A rectangular fence has a perimeter of 1080 feet. The length is 3 feet more than twice the width. I need to know the dimensions and how to figure it out.

width: w

length: 2w+3

so 2w + 2(2w+3) = 1080

solve

I am sure you can take it from here.

how do you do two step equations

don't know what you mean by 'two step' equations but here is how I would continue

2w + 2(2w+3) = 1080
2w + 4w + 6 = 1080
6w = 1080 - 6
6w = 1074
w = 179

then length = 2w + 3 = 2(179) + 3 = 361

To find the dimensions of the rectangular fence, we can set up a system of equations based on the given information.

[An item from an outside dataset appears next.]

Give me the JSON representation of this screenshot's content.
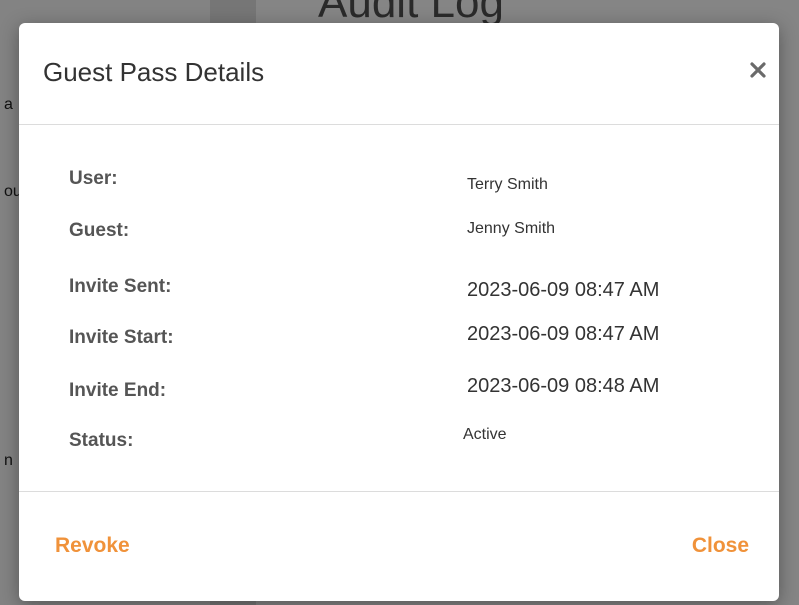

Let's assume the width of the fence is "x" feet. According to the problem, the length is 3 feet more than twice the width. So, the length can be represented as "2x + 3" feet.

The formula for the perimeter of a rectangle is given by P = 2L + 2W, where P is the perimeter, L is the length, and W is the width.

Substituting the given values, we have:
1080 = 2(2x + 3) + 2x

Simplifying the equation, we get:
1080 = 4x + 6 + 2x

Combining like terms, we have:
1080 = 6x + 6

Now, we can isolate the variable:
1080 - 6 = 6x
1074 = 6x

Dividing both sides by 6:
x = 1074 / 6
x = 179

So, the width of the rectangular fence is 179 feet. Now we can find the length by substituting the value of the width into the given formula:
Length = 2x + 3
Length = 2(179) + 3
Length = 358 + 3
Length = 361

Therefore, the dimensions of the rectangular fence are 179 feet by 361 feet.